Why is crypto market crashing today? Bitcoin sheds 6%, Ethereum dips 8%

Crypto markets are in a bloodbath on Monday due to macroeconomic conditions globally. The market is struggling to keep its 900 billion dollars valuation. Investors held a cautious position as they await US Fed’s monetary policy outcomes amidst soaring inflation. The crypto leader Bitcoin has dipped to a three-month low, while Ethereum nosedived more than 8% during the day. The hype around Ethereum Merge has subsided and there are fewer catalysts in the crypto market currently. Also, the strengthening in the US dollar has further acted as a spoilsport in dampening global markets mood making cryptocurrencies vulnerable too.

At the time of writing, on CoinMarketCap, the global crypto market cap was at $914.50 billion down by 5.56% over the last day. However, there is a rise in total crypto market volume by 66.3% to $81.92 billion over the last 24 hours.

Meanwhile, the total volume in DeFi is currently $5.84 billion — 7.13% of the total crypto market 24-hour volume. The volume of all stablecoins is now $74.80 billion — which is 91.30% of the total crypto market 24-hour volume.

Bitcoin was trading near $18,765.08 down by 6.04%, while Ethereum traded at $1,314 plunging by 8.44%. Other major cryptocurrencies like BNB, XRP, Cardano, Solana, and Dogecoin tumbled between 4-8%.

Bitcoin’s dominance stood at 39.34% at present lower by 0.19% over the day.

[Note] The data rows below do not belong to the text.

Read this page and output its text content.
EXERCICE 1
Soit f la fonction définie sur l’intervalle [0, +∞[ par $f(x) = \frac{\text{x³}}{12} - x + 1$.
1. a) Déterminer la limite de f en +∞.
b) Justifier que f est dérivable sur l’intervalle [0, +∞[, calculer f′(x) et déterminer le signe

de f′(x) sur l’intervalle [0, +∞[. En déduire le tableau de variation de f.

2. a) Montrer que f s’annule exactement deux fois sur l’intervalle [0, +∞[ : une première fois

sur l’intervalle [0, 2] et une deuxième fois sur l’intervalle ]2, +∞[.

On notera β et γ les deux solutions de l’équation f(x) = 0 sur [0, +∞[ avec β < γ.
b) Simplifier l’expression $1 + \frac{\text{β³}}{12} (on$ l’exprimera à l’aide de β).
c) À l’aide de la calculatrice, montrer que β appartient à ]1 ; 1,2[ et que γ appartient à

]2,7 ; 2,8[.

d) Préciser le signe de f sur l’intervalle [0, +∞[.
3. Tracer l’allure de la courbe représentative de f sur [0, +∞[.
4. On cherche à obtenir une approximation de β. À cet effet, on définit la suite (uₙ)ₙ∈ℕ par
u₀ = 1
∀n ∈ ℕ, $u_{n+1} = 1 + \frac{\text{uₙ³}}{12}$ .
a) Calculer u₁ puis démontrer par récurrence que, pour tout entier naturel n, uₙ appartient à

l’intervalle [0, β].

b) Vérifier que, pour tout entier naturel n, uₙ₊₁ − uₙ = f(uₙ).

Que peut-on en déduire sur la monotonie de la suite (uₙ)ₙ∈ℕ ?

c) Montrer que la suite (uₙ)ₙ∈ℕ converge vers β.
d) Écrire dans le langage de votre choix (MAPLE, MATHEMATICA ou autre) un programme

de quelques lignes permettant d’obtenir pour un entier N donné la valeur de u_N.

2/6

In the last seven days, Bitcoin and Ethereum shed nearly 16% and 25% respectively.

Among the gainers in the crypto market are — Helium up by 4%, Terra ClassicUSD, and Neutrino surging more than 1% each. In the top underperforming list were — Ethereum Classic dipping nearly 13%, followed by Kusama, Curve DAO Token, EOS, Celsius, and Ravencoin plummeting between nearly 11-12%.

Talking about the crypto market’s performance, Rajagopal Menon, Vice President, WazirX said, “The Fed has been raising rates aggressively to tame inflation since its meetings in March of this year. More than expected August CPI inflation data from the US has reinduced fears that interest rate hikes will continue to prevail globally. US Dollar Index DXY has undergone another rally this week and is now nearing 110. This news has impacted multiple investment markets such as stocks and cryptocurrencies.”

Adding Menon said, “after the successful completion of the Merge ETH prices fell on the “sell on the news” phenomenon; this was followed by a decline in prices of other cryptos. Since all the hoopla around the merge has abated. The short-term traders who bought ETH in the anticipation of positive momentum and to get the forked tokens have sold their positions after the event. This has led to a significant drop in prices.”

Meanwhile, Edul Patel, CEO, and co-founder of Mudrex – A Global Crypto Investing Platform said, “The second largest cryptocurrency, Ethereum, has been down by 24% over the last week. The slump might be due to the soaring inflation, fear of recession, and anxiety around the Federal Open Market Committee’s meet-up on the 21st of September over the next interest hike.”

US Federal Reserve’s monetary policy will begin from September 20 to 21. US inflation came in higher-than-expected at 8.3% in August 2022.

Last week, Ethereum finally upgraded to Merge. The new upgrade has completed Ethereum’s transition to proof-of-stake consensus, officially deprecating proof-of-work and reducing energy consumption by ~99.95%. Many had expected the Merge’s launch to spur the crypto market, however, experts believe the upgrade came at the wrong time when markets are not strong.

Amanjot Malhotra, Country Head – India, Bitay said, “The crypto slump in the market is a direct result of the macroeconomic conditions Globally. The Ethereum merge could not have taken place at a worse time as the markets are not that strong. Due to soaring inflation, the Federal Reserve has taken an extremely bearish stance for the market as their main goal is to control inflation.”

Further, Prashant Kumar, Founder, and CEO at weTrade said, “Ethereum completed a historic update with the Merge last week. With a move that big, there are bound to be teething troubles. There was a certain amount of short-term selling that was also expected. However, we are seeing a decline in all cryptocurrencies and not just Ethereum. The current decline cannot be associated with the Merge alone but global economic factors including inflation hikes in the US are key contributors to this.”

Talking about where Bitcoin is likely headed, Mudrex CEO said, “The CPI data released has impacted the Bitcoin market negatively, so BTC will likely retest the buyer’s commitment between US$19,000 and US$18000 support. We may see a bullish pattern if BTC can survive above this support.”